I personally want to make a Tracker successor. I don’t know how far down that road I will get, or how far down it I have to be before people feel like they will get at least a decade of non-switching time out of it. But I suspect that investment in portability and transferable concepts reduces the need to get a low-risk decade as table stakes.
More concretely, being able to move “stories in an order in backlogs” around between systems means being able to try systems more safely, and I think things like an ecosystem of CLI tools that speak the import and output languages of various systems and have a more universal/portable representation of the domain data object might be really important.
Do you think that a standard for moving around “stories in order in backlogs” between tools would make you more likely to try Shortcut and Linear, and/or more focused tracker successors that might emerge over the coming year?
I’ve done okay with Notion, set up as basically just a Kanban.
The weird thing with that particular setup was that the team kept adding new columns. They had design and engineering tasks all in the same board which was awkward because those tasks mostly weren’t the same kind of work.
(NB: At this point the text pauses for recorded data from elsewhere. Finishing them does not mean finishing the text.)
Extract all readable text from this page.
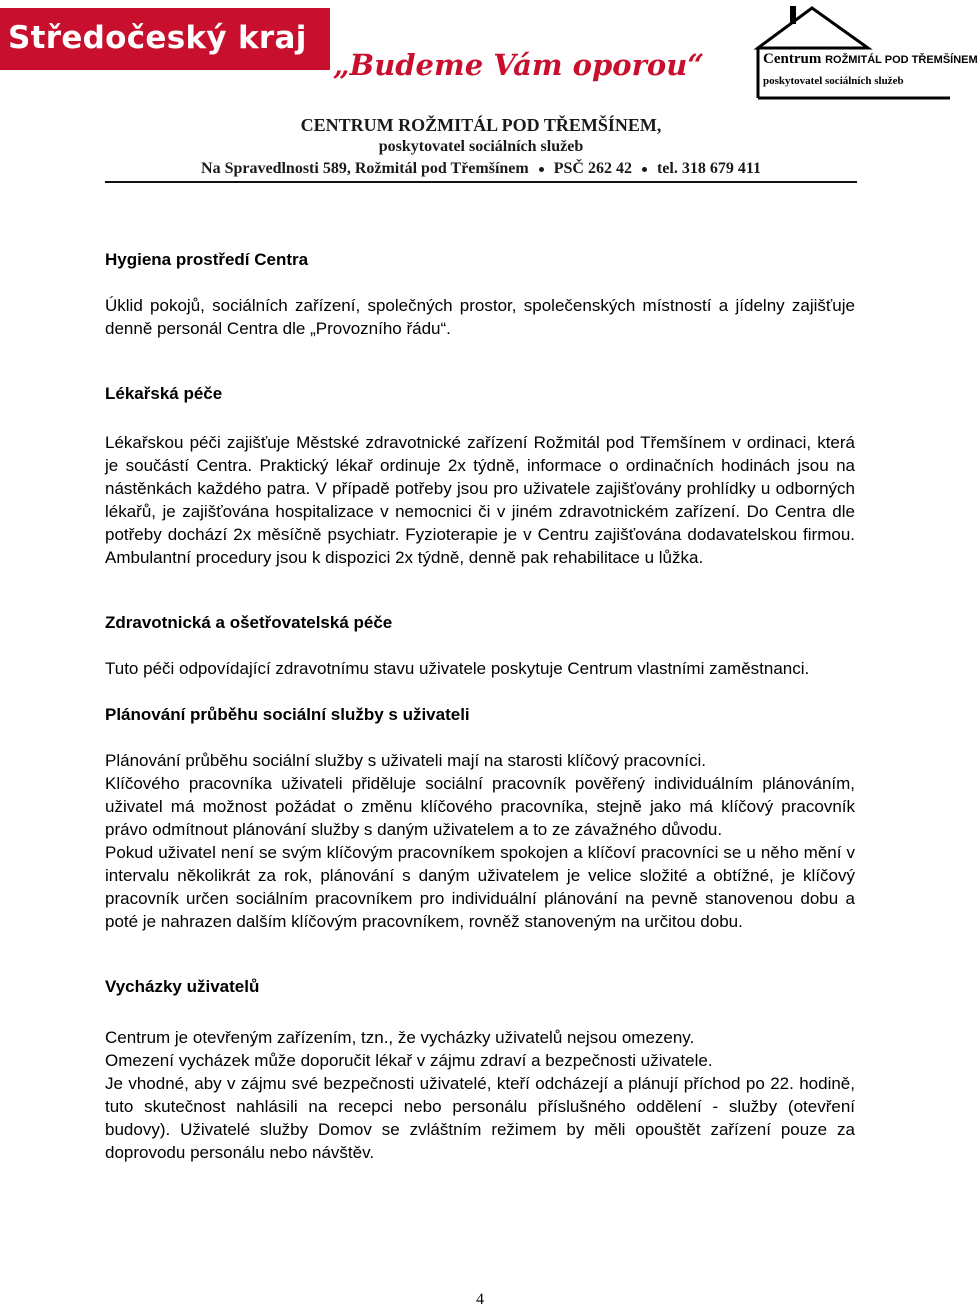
Středočeský kraj
„Budeme Vám oporou“	Centrum ROŽMITÁL POD TŘEMŠÍNEM
poskytovatel sociálních služeb
CENTRUM ROŽMITÁL POD TŘEMŠÍNEM,
poskytovatel sociálních služeb
Na Spravedlnosti 589, Rožmitál pod Třemšínem PSČ 262 42 tel. 318 679 411
Hygiena prostředí Centra

Úklid pokojů, sociálních zařízení, společných prostor, společenských místností a jídelny zajišťuje denně personál Centra dle „Provozního řádu“.

Lékařská péče

Lékařskou péči zajišťuje Městské zdravotnické zařízení Rožmitál pod Třemšínem v ordinaci, která je součástí Centra. Praktický lékař ordinuje 2x týdně, informace o ordinačních hodinách jsou na nástěnkách každého patra. V případě potřeby jsou pro uživatele zajišťovány prohlídky u odborných lékařů, je zajišťována hospitalizace v nemocnici či v jiném zdravotnickém zařízení. Do Centra dle potřeby dochází 2x měsíčně psychiatr. Fyzioterapie je v Centru zajišťována dodavatelskou firmou. Ambulantní procedury jsou k dispozici 2x týdně, denně pak rehabilitace u lůžka.

Zdravotnická a ošetřovatelská péče

Tuto péči odpovídající zdravotnímu stavu uživatele poskytuje Centrum vlastními zaměstnanci.

Plánování průběhu sociální služby s uživateli

Plánování průběhu sociální služby s uživateli mají na starosti klíčový pracovníci.

Klíčového pracovníka uživateli přiděluje sociální pracovník pověřený individuálním plánováním, uživatel má možnost požádat o změnu klíčového pracovníka, stejně jako má klíčový pracovník právo odmítnout plánování služby s daným uživatelem a to ze závažného důvodu.

Pokud uživatel není se svým klíčovým pracovníkem spokojen a klíčoví pracovníci se u něho mění v intervalu několikrát za rok, plánování s daným uživatelem je velice složité a obtížné, je klíčový pracovník určen sociálním pracovníkem pro individuální plánování na pevně stanovenou dobu a poté je nahrazen dalším klíčovým pracovníkem, rovněž stanoveným na určitou dobu.

Vycházky uživatelů

Centrum je otevřeným zařízením, tzn., že vycházky uživatelů nejsou omezeny.

Omezení vycházek může doporučit lékař v zájmu zdraví a bezpečnosti uživatele.

Je vhodné, aby v zájmu své bezpečnosti uživatelé, kteří odcházejí a plánují příchod po 22. hodině, tuto skutečnost nahlásili na recepci nebo personálu příslušného oddělení - služby (otevření budovy). Uživatelé služby Domov se zvláštním režimem by měli opouštět zařízení pouze za doprovodu personálu nebo návštěv.

4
I like an IRL kanban board, but I am not a fan of digital simulations of same (Trello-style.) Can’t really articulate why.
Is there anything out there that will give me the velocity tracking/release marker functionality and single prioritised list of Tracker’s? I think that’s what I really want.
Dan here from Shortcut- a PM tool that brings together Product & Engineering Teams.
We recently built an importer to bring your data right over from Pivotal Tracker! A lot of that information can be found here.
I am more than happy to answer any questions on features & functionality
It’s interesting, I see Trello as the default a lot, and use it with friends, but I have a similar feeling. There’s something not quite right about it, and I find it hard to articulate, too.
For me, part of it might be how much in like, invites unnecessary “system creating.” Features like tags invite interaction, like “oh, this feature exists, let me use it for something” when you really don’t benefit.
The final boss of this being of course Jira. I have seen so many team where the PM devolved their role into “fucking about with Jira” rather than getting any actual work done.
One thing that I've been really surprised by is that Jira use doesn't appear to be particularly common. Like, yes, Fortune 500 companies use it and employ a lot of people, so, we've all encountered it, especially to the extent that we've worked at or with Fortune 500s. But seems to be a lot of people successfully dodging it, even just by using various other things.
Since I have gotten curious about this, I have seen people cobbling something together in Miro or Mural, making spreadsheets, writing markdown docs...
These things have problems but they're not the incredible time-consumption-with-no-return that Jira systematically is.
Honestly even trying to make Jira as "tracker-like" as possible strikes me as likely to be mostly wasted time; wasted time is Jira's signature characteristic.